Am 23. verließ ich schließlich die Insel um nach Puerto Varas am Lago Llanquihue zu fahren. Ich wollte v.a. deshalb dorthin, um einen Ausflug in den Nationalpark Vicente Perez Rosales, den ältesten Nationalpark Chiles zu machen und dort zu wandern. Als ich mich in der Stadt umschaute, war ich positiv überrascht. Ich wurde vorgewarnt, die Stadt wäre wie Pucón, doch nur ein kleiner Teil der Innenstadt war wirklich touristisch. Dort gibt es beispielsweise ein Restaurant namens Club Aleman, wo man Bratwürste, Kassler mit Sauerkraut und Cordon Bleu essen kann! Ich badete im See und wechselte chilenische Pesos an einer Wechselstube in US-Dollar, die ich für Argentinien brauchen würde. Doch dazu mehr in einigen Tagen im Argentinien-Blog. Am nächsten Tag bewunderte ich erst den Sonnenaufgang am See und fuhr anschließend in den Nationalpark, wo ich eine längere Wanderung machte und dem Vulkan Osorno sehr nahe kam. Der Osorno ist wirklich ein Vulkan wie aus dem Bilderbuch! Der zweite Teil der Strecke führte länger direkt am Lago Todos Los Santos (Allerheiligen-See) vorbei. Dort gibt es traumhafte Strände. Leider ist es verboten im Nationalpark zu baden. Insgesamt war es eine meiner schönsten Wanderungen und ich begegnete auf der gesamten Strecke von 18 Kilometern nur 6 anderen Wanderern. Anschließend fuhr ich mit dem Bus ein Stück Richtung Ausgang des Nationalparks um mir die Wasserfälle von Petrohué anzuschauen, das am meisten fotografierte Motiv des Nationalparks. So schön die Wasserfälle auch sind, mit war dort zu viel los. Am nächsten Tag, dem 25.2., verließ ich Chile in Richtung Argentinien. Einige Tage später wollte ich im äußersten Süden Südamerikas nochmal nach Chile zurück.

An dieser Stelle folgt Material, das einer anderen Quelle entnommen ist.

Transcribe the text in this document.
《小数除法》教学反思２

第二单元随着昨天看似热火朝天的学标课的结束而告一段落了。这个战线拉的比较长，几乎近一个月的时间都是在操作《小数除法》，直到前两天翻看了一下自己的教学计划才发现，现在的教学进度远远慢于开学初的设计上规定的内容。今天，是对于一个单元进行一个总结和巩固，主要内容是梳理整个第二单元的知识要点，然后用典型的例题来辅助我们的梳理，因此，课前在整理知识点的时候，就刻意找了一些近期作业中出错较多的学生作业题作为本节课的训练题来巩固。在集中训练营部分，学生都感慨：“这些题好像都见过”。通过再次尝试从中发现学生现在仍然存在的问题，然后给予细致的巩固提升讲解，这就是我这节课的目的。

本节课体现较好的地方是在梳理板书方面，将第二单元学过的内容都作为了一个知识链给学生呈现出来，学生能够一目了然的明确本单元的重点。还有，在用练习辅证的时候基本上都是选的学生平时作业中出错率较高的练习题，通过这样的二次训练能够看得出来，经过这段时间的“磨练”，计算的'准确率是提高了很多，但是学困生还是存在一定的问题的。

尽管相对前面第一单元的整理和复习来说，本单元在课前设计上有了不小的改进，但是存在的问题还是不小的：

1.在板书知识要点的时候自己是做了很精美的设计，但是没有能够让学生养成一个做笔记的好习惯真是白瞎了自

Mein Eindruck von Chile ist sehr positiv. In diesem Land scheint einiges besser zu laufen, als in anderen südamerikanischen Ländern und der Lebensstandard ist relativ hoch. Dies wirkt sich leider auch auf die Preise aus. Busfahrten und Unterkünfte sind etwas günstiger als in Deutschland, die Preise in Restaurants sind in etwa gleich und die Supermärkte sind teurer. Die Menschen sind sehr freundlich, hilfsbereit und neugierig, aber niemals aufdringlich. Außerdem ist Chile ein recht sicheres Reiseland, wohl zusammen mit Uruguay das sicherste Land in Südamerika. Für Lateinamerika-Neulinge ist es sicherlich eine gute Idee, zuerst nach Chile zu reisen.